Um, I would not waste my time on that book. It was WAY too long. It drones on and on. I found the last bit about the televsion series interesting. There was a lot of depressing info. A LOT. If you want to look into it, I do think borrowing a copy from the library might make sense.
Joy Marie - Sorry about your lost passwords and the difficulty with computers. Eek. Thanks for continuing to read. I've had trouble commenting on word presss before and it is so frustrating.
You are brave to move all that way and no almost no one. I imagine long lonely bike rides were just the tip of the iceburg as far as long and lonely.
Two under two, well that'll keep you on your toes. The difference from constant motion to slowing down and juggling things that allow room for down time is staggering. I used to live for naptime. Still do. ;)
I hate you missed your dinner with friends! I honestly would have cried too! I'm glad you returned the sweater because it was.......a lot........ :)
Beth - Yep, that dinner is something I always enjoy - a little different from book club. It bothered me for DAYS. Oh well. I had to tell myself there were worse things.
Hee hee. Sometimes when things are on such a good sale, it's hard to pass them up.
Life is slowing (slightly) down for you and your 24-7 brain is very confused.
You need to start using your phone calendar and set up reminders 1 day in advance and two hours in advance. (this works for me)
I'm sorry you missed something fun. That really stinks! It's called FOMO. I rarely have it as I'm turning into a homebody; when do I call myself a recluse? Please let me know.
I like the sweater! Pair it with some leggings, a solid top, and cute boots. MEOW.
Suz - My brain is confused. I'm still blaming the ER visit/illness for throwing me off, but other things are slipping my mind too. I do need to get back in the swing of using my phone alert. I had a reminder on my phone for months that I couldn't turn off and I no longer needed.

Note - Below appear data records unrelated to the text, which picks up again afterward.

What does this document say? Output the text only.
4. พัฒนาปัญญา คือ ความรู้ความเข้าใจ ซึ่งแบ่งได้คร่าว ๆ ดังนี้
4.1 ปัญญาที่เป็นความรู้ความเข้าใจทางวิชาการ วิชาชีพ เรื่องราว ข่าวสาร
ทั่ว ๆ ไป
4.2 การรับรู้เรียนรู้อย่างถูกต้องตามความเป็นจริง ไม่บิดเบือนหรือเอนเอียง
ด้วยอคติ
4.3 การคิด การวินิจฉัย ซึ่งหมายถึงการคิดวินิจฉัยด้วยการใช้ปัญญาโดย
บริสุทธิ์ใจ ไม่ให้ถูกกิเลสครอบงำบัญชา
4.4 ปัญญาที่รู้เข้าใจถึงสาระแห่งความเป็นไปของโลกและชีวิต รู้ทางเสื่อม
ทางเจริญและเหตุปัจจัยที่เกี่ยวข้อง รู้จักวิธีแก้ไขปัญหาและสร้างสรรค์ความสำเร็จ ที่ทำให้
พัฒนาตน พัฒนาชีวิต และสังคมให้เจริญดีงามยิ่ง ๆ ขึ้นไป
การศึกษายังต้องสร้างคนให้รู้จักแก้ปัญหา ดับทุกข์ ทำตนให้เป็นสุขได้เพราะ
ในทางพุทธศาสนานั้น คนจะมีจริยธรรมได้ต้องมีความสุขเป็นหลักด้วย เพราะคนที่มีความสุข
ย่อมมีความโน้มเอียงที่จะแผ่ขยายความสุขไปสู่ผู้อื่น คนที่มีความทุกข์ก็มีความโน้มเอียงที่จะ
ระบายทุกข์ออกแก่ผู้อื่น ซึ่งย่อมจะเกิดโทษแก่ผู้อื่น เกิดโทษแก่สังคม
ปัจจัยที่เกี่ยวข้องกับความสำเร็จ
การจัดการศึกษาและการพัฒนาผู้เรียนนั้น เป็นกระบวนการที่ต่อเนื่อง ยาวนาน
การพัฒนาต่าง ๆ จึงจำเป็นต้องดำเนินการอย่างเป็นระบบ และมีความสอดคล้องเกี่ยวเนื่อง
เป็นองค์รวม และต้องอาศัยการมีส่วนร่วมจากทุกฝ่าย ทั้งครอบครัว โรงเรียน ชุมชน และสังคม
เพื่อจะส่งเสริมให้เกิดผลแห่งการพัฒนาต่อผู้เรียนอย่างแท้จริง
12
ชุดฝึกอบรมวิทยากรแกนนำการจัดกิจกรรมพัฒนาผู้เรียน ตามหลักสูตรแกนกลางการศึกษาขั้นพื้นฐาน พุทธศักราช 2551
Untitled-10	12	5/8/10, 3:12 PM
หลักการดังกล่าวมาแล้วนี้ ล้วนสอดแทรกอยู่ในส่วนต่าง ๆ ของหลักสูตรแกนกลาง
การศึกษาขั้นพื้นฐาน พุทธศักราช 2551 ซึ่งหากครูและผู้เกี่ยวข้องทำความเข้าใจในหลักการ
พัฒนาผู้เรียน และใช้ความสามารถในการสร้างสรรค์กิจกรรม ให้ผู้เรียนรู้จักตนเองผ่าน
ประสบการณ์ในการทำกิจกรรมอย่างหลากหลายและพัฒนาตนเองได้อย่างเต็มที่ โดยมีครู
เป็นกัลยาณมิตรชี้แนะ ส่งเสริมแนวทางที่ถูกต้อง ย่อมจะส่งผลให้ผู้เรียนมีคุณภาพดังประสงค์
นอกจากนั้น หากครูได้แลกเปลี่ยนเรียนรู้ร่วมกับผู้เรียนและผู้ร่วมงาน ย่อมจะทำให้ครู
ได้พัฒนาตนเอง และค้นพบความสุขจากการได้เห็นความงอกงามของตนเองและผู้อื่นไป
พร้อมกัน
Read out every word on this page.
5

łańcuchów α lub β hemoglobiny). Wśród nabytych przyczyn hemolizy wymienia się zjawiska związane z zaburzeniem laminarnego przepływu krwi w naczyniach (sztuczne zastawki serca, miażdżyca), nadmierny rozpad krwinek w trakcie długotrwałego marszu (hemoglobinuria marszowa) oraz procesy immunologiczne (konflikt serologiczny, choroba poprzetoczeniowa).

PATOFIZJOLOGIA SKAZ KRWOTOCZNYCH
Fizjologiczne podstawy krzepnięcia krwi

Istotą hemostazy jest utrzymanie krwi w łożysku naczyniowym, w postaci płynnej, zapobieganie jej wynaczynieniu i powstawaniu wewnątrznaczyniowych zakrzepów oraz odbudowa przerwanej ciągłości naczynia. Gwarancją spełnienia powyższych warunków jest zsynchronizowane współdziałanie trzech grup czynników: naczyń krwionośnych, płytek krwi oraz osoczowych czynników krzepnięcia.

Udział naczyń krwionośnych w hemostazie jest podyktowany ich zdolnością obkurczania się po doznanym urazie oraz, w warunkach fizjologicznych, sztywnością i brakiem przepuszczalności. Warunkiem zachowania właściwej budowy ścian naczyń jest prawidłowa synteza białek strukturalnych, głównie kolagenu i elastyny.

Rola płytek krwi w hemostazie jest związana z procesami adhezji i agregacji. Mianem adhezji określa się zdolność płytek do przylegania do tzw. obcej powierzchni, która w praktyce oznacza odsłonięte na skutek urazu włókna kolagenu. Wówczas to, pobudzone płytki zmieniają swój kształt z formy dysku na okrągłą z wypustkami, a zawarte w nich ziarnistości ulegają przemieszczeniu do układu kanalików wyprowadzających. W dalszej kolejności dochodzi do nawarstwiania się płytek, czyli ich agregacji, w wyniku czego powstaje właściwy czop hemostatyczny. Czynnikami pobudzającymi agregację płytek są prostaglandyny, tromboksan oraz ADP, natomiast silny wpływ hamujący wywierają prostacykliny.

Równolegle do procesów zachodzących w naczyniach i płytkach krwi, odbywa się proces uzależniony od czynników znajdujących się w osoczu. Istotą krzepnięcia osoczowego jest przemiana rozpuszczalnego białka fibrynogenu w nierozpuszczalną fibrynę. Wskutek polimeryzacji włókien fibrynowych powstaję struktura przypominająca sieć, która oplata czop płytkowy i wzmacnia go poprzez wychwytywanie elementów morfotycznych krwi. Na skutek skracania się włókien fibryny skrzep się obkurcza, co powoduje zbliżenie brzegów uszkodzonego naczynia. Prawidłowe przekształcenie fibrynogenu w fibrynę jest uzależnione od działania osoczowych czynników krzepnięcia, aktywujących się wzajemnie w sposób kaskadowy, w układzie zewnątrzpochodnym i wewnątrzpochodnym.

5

I'll have college kids home soon. Time to ask for a tutorial.
My version of staying home involves looking around at the things that need to be cleaned up, sorted, put away, scrubbed. Eek. Getting out and pretending that isn't a thing is better.
I've taken the sweater back to the store where Coach is confident an elderly woman will be happy to find it on the sale rack. I'm holding out for something or other that I really love. I may or may not have just ordered myself a very cute dress that I've been eyeing. I think it will receive high marks from my people and I think I'm gonna love it.